July 6, 2011

Service in Chanchamayo

outside La Merced

This time of year—winter—Limeños who tire of cold, overcast, drizzly weather can find some sun in the Peruvian jungle, or selva. The closest point, La Merced, is an eight-hour bus trip along steep, winding roads. On the journey there, travelers get a view of Peru’s three regions: the arid coast, the spectacular mountains, and the lush, green jungle.

La Merced (pop. approx. 50,000) is the provincial capital of the Chanchamayo region, which is blessed with warm weather, waterfalls, and superb coffee and fruit production (bananas, pineapple, citrus fruits, and avocados).

Two of our SSTers are experiencing that agricultural sector firsthand for their service assignments. Greg and Matt are working at a family farm on a mountain outside of La Merced, where they have been planting native trees as part of a reforestation project and helping to cultivate coffee. They have also been trying to avoid getting bitten by any more insects (Matt, apparently, has particularly sweet blood).
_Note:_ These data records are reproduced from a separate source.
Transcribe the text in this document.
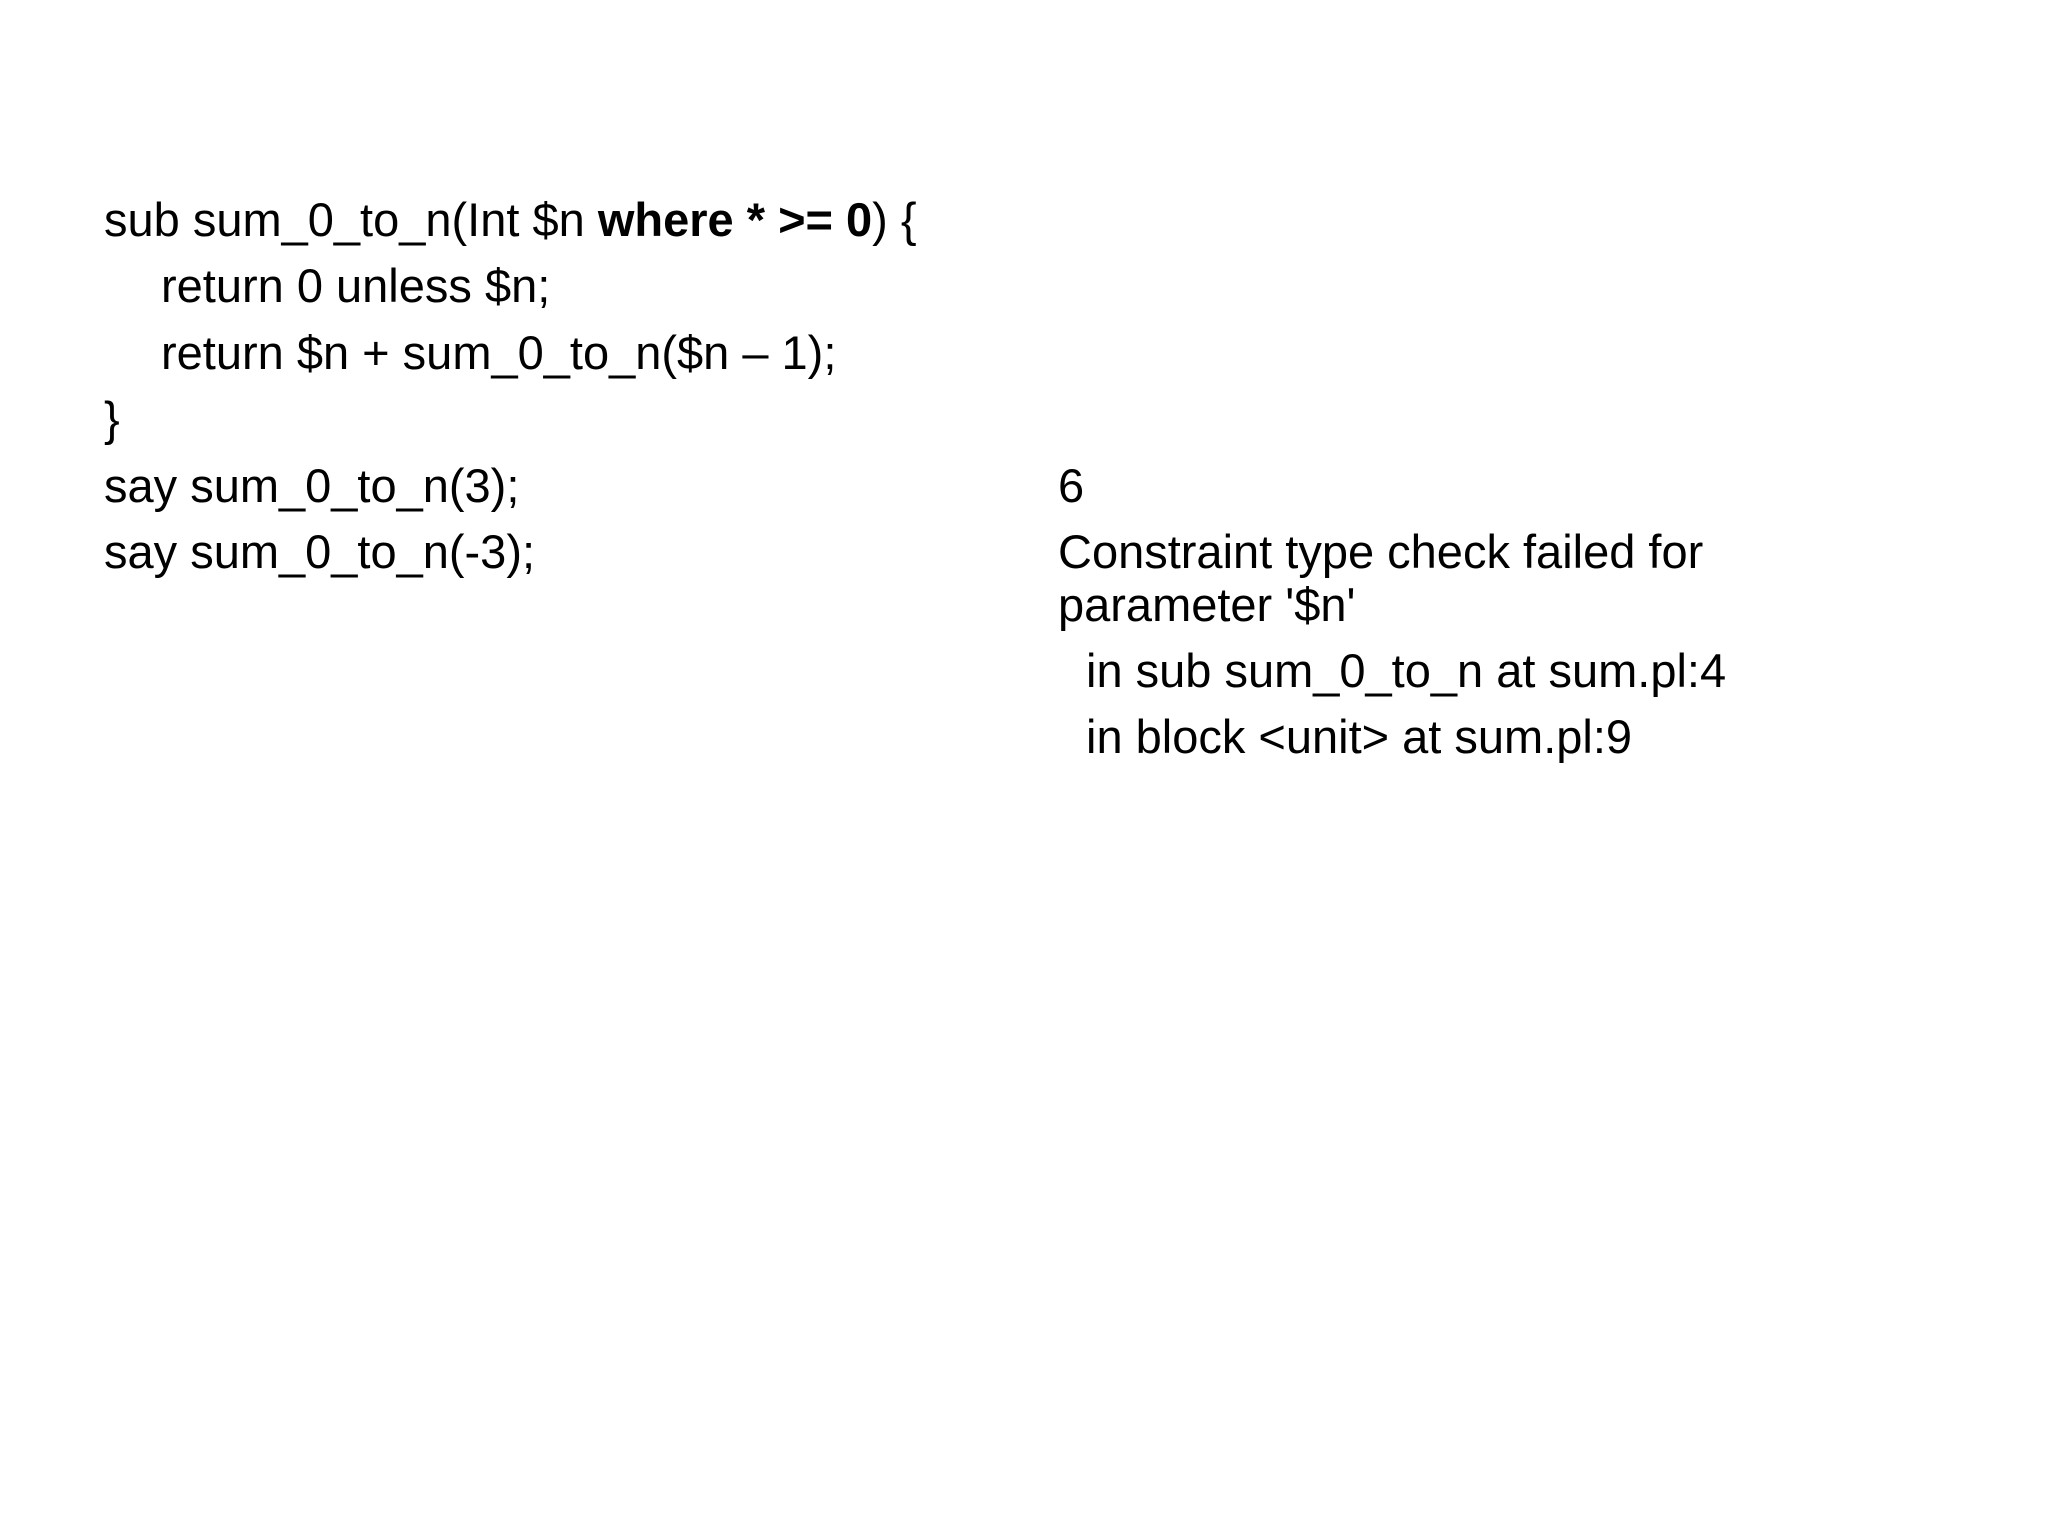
sub sum_0_to_n(Int $n where * >= 0) {
return 0 unless $n;
return $n + sum_0_to_n($n – 1);
}
say sum_0_to_n(3);
say sum_0_to_n(-3);
6
Constraint type check failed for
parameter '$n'
in sub sum_0_to_n at sum.pl:4
in block <unit> at sum.pl:9
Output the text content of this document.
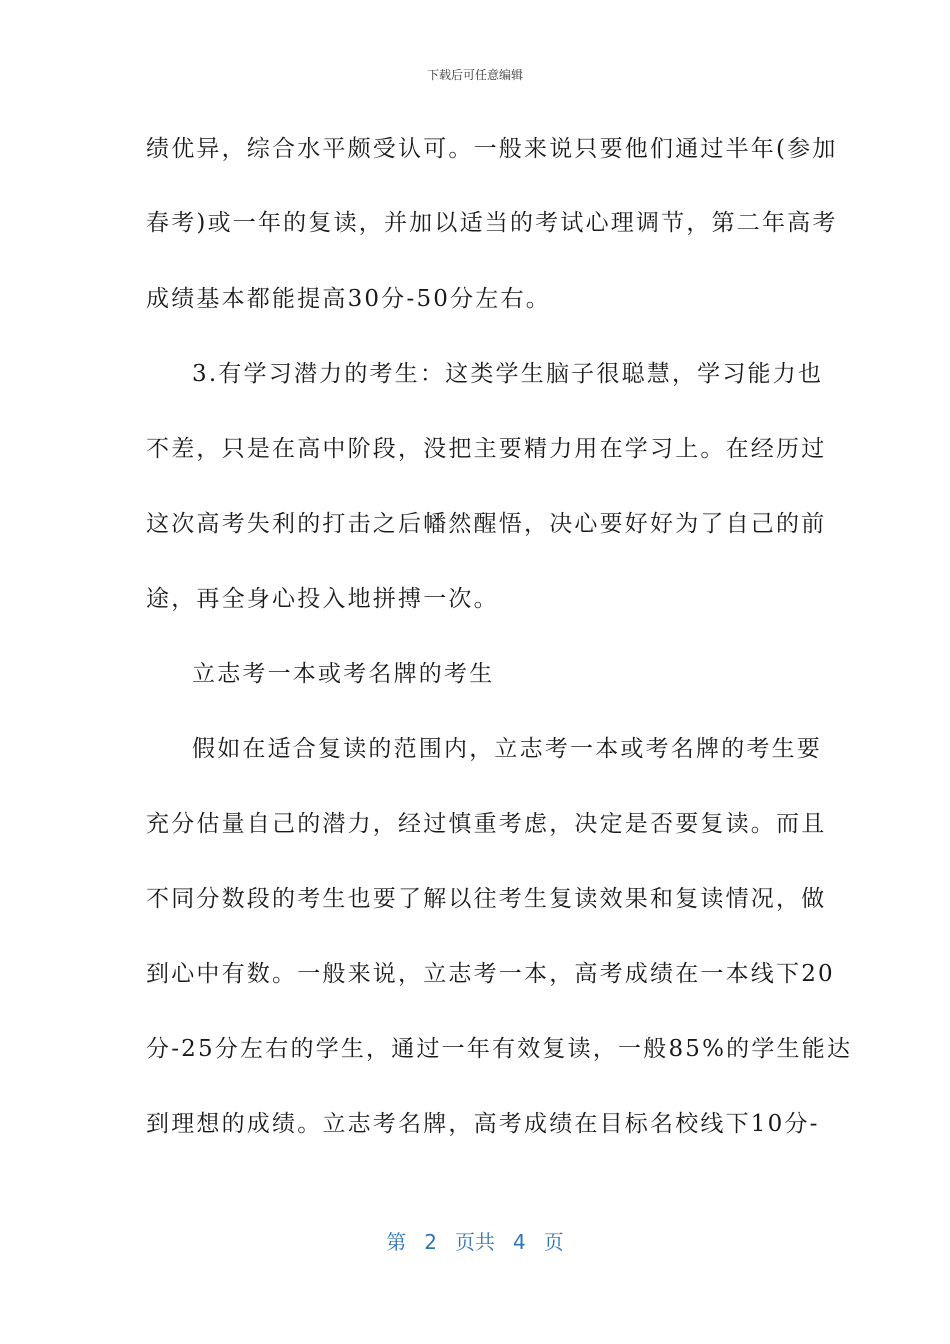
下载后可任意编辑
绩优异，综合水平颇受认可。一般来说只要他们通过半年(参加
春考)或一年的复读，并加以适当的考试心理调节，第二年高考
成绩基本都能提高30分-50分左右。
3.有学习潜力的考生：这类学生脑子很聪慧，学习能力也
不差，只是在高中阶段，没把主要精力用在学习上。在经历过
这次高考失利的打击之后幡然醒悟，决心要好好为了自己的前
途，再全身心投入地拼搏一次。
立志考一本或考名牌的考生
假如在适合复读的范围内，立志考一本或考名牌的考生要
充分估量自己的潜力，经过慎重考虑，决定是否要复读。而且
不同分数段的考生也要了解以往考生复读效果和复读情况，做
到心中有数。一般来说，立志考一本，高考成绩在一本线下20
分-25分左右的学生，通过一年有效复读，一般85%的学生能达
到理想的成绩。立志考名牌，高考成绩在目标名校线下10分-
第 2 页共 4 页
Naomi has been working at Clinica Elera in the nearby town of San Ramon, where she has been able to put her nursing skills to work, including assisting in the emergency room. Her host dad is the uncle of Matt and Greg’s host dad, so they occasionally have family get-togethers.
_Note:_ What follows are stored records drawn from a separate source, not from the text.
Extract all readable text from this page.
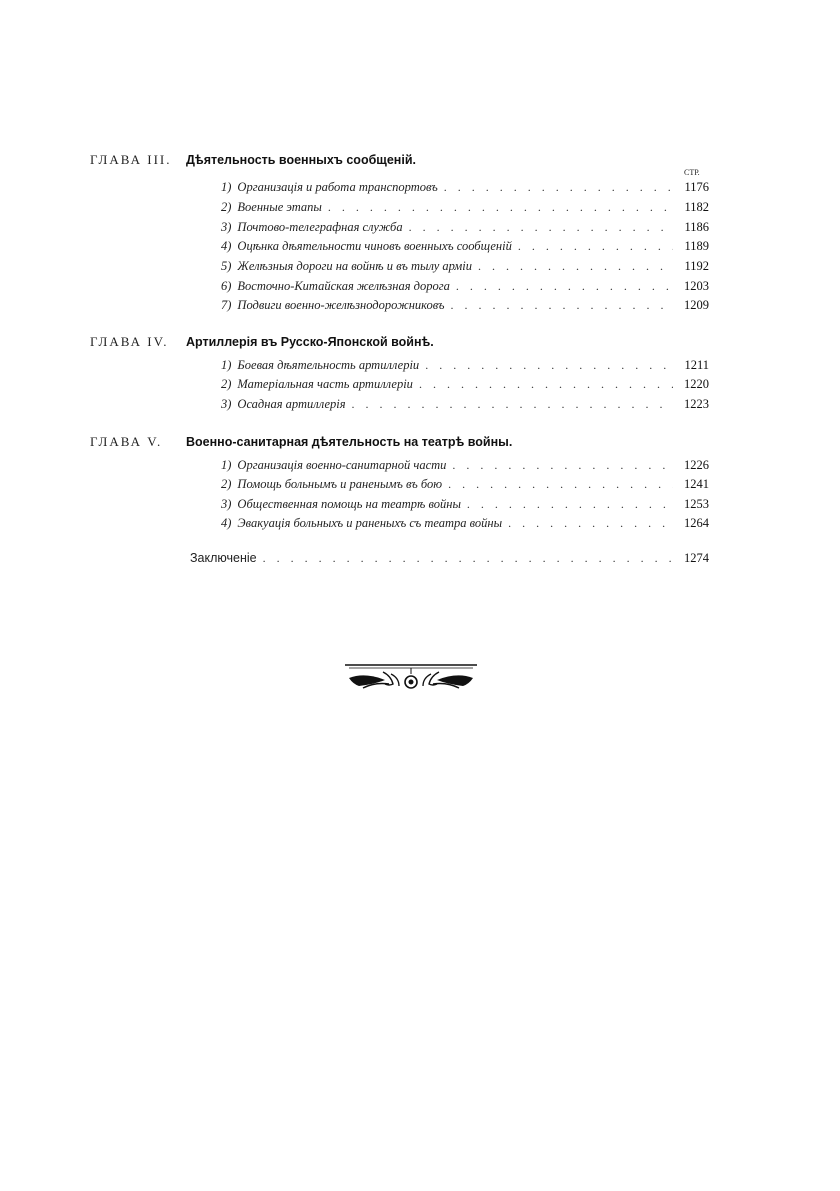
ГЛАВА III.	Дѣятельность военныхъ сообщеній.
СТР.
1) Организація и работа транспортовъ . . .	1176
2) Военные этапы . . .	1182
3) Почтово-телеграфная служба . . .	1186
4) Оцѣнка дѣятельности чиновъ военныхъ сообщеній . . .	1189
5) Желѣзныя дороги на войнѣ и въ тылу арміи . . .	1192
6) Восточно-Китайская желѣзная дорога . . .	1203
7) Подвиги военно-желѣзнодорожниковъ . . .	1209
ГЛАВА IV.	Артиллерія въ Русско-Японской войнѣ.
1) Боевая дѣятельность артиллеріи . . .	1211
2) Матеріальная часть артиллеріи . . .	1220
3) Осадная артиллерія . . .	1223
ГЛАВА V.	Военно-санитарная дѣятельность на театрѣ войны.
1) Организація военно-санитарной части . . .	1226
2) Помощь больнымъ и раненымъ въ бою . . .	1241
3) Общественная помощь на театрѣ войны . . .	1253
4) Эвакуація больныхъ и раненыхъ съ театра войны . . .	1264
Заключеніе . . .	1274
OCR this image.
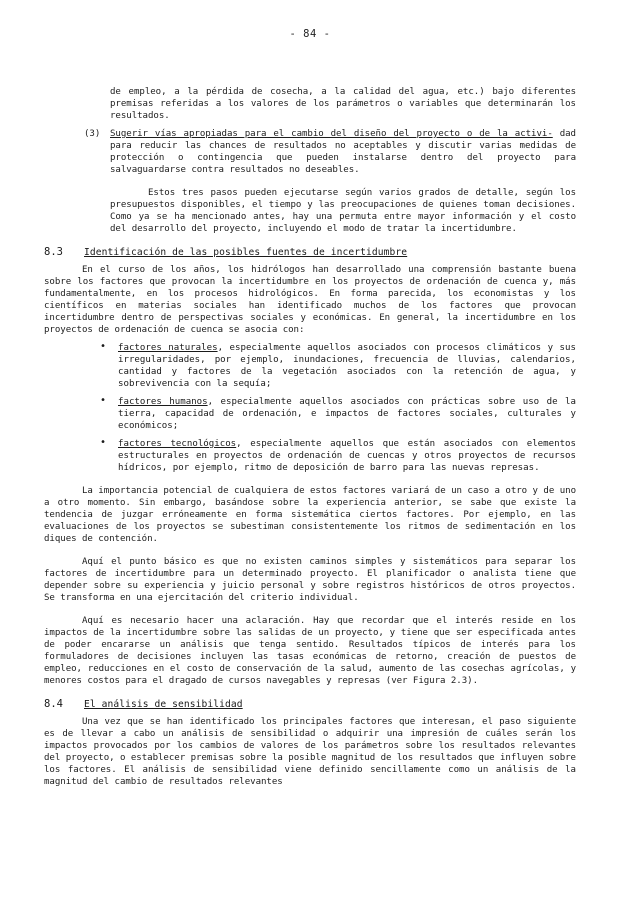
- 84 -
de empleo, a la pérdida de cosecha, a la calidad del agua, etc.) bajo diferentes premisas referidas a los valores de los parámetros o variables que determinarán los resultados.
(3) Sugerir vías apropiadas para el cambio del diseño del proyecto o de la activi- dad para reducir las chances de resultados no aceptables y discutir varias medidas de protección o contingencia que pueden instalarse dentro del proyecto para salvaguardarse contra resultados no deseables.
Estos tres pasos pueden ejecutarse según varios grados de detalle, según los presupuestos disponibles, el tiempo y las preocupaciones de quienes toman decisiones. Como ya se ha mencionado antes, hay una permuta entre mayor información y el costo del desarrollo del proyecto, incluyendo el modo de tratar la incertidumbre.
8.3	Identificación de las posibles fuentes de incertidumbre
En el curso de los años, los hidrólogos han desarrollado una comprensión bastante buena sobre los factores que provocan la incertidumbre en los proyectos de ordenación de cuenca y, más fundamentalmente, en los procesos hidrológicos. En forma parecida, los economistas y los científicos en materias sociales han identificado muchos de los factores que provocan incertidumbre dentro de perspectivas sociales y económicas. En general, la incertidumbre en los proyectos de ordenación de cuenca se asocia con:
• factores naturales, especialmente aquellos asociados con procesos climáticos y sus irregularidades, por ejemplo, inundaciones, frecuencia de lluvias, calendarios, cantidad y factores de la vegetación asociados con la retención de agua, y sobrevivencia con la sequía;
• factores humanos, especialmente aquellos asociados con prácticas sobre uso de la tierra, capacidad de ordenación, e impactos de factores sociales, culturales y económicos;
• factores tecnológicos, especialmente aquellos que están asociados con elementos estructurales en proyectos de ordenación de cuencas y otros proyectos de recursos hídricos, por ejemplo, ritmo de deposición de barro para las nuevas represas.
La importancia potencial de cualquiera de estos factores variará de un caso a otro y de uno a otro momento. Sin embargo, basándose sobre la experiencia anterior, se sabe que existe la tendencia de juzgar erróneamente en forma sistemática ciertos factores. Por ejemplo, en las evaluaciones de los proyectos se subestiman consistentemente los ritmos de sedimentación en los diques de contención.
Aquí el punto básico es que no existen caminos simples y sistemáticos para separar los factores de incertidumbre para un determinado proyecto. El planificador o analista tiene que depender sobre su experiencia y juicio personal y sobre registros históricos de otros proyectos. Se transforma en una ejercitación del criterio individual.
Aquí es necesario hacer una aclaración. Hay que recordar que el interés reside en los impactos de la incertidumbre sobre las salidas de un proyecto, y tiene que ser especificada antes de poder encararse un análisis que tenga sentido. Resultados típicos de interés para los formuladores de decisiones incluyen las tasas económicas de retorno, creación de puestos de empleo, reducciones en el costo de conservación de la salud, aumento de las cosechas agrícolas, y menores costos para el dragado de cursos navegables y represas (ver Figura 2.3).
8.4	El análisis de sensibilidad
Una vez que se han identificado los principales factores que interesan, el paso siguiente es de llevar a cabo un análisis de sensibilidad o adquirir una impresión de cuáles serán los impactos provocados por los cambios de valores de los parámetros sobre los resultados relevantes del proyecto, o establecer premisas sobre la posible magnitud de los resultados que influyen sobre los factores. El análisis de sensibilidad viene definido sencillamente como un análisis de la magnitud del cambio de resultados relevantes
Jennifer is also in San Ramon, where she is working at INABIF (Programa Integral Nacional para el Bienestar Familiar, or the National Comprehensive Program for the Well-being of Families), a state-sponsored center where she assists preschoolers in their classroom and during mealtime.
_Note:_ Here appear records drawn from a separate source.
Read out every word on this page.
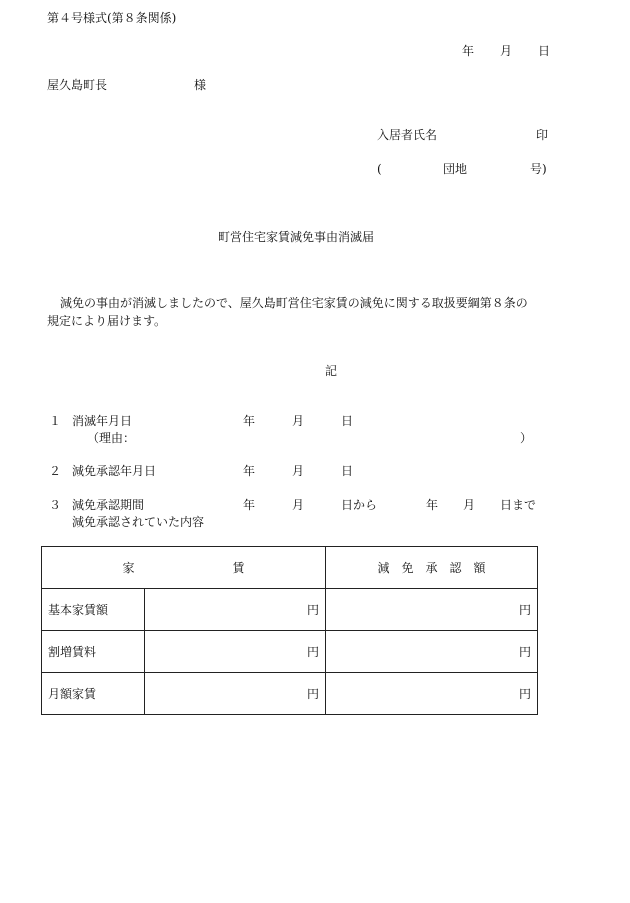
第４号様式(第８条関係)
年 月 日
屋久島町長	様
入居者氏名	印
(	団地	号)
町営住宅家賃減免事由消滅届
減免の事由が消滅しましたので、屋久島町営住宅家賃の減免に関する取扱要綱第８条の
規定により届けます。
記
１ 消滅年月日	年	月	日
（理由：	）
２ 減免承認年月日	年	月	日
３ 減免承認期間	年	月	日から	年 月 日まで
減免承認されていた内容
家 賃		減　免　承　認　額
基本家賃額	円	円
割増賃料	円	円
月額家賃	円	円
Karina is working in the pediatric department of a clinic three days a week in La Merced, where she has administered IVs and helped to feed a premature baby through a feeding tube. On her non-clinic days, she’s working as a teacher’s aide at Centro de Educacion Especial San Manuelito, a school for special-needs students. On the day we visited, her host family took her (and us) to a nearby settlement that offers a window into the indigenous culture (and offers good photo ops with the resident parrot).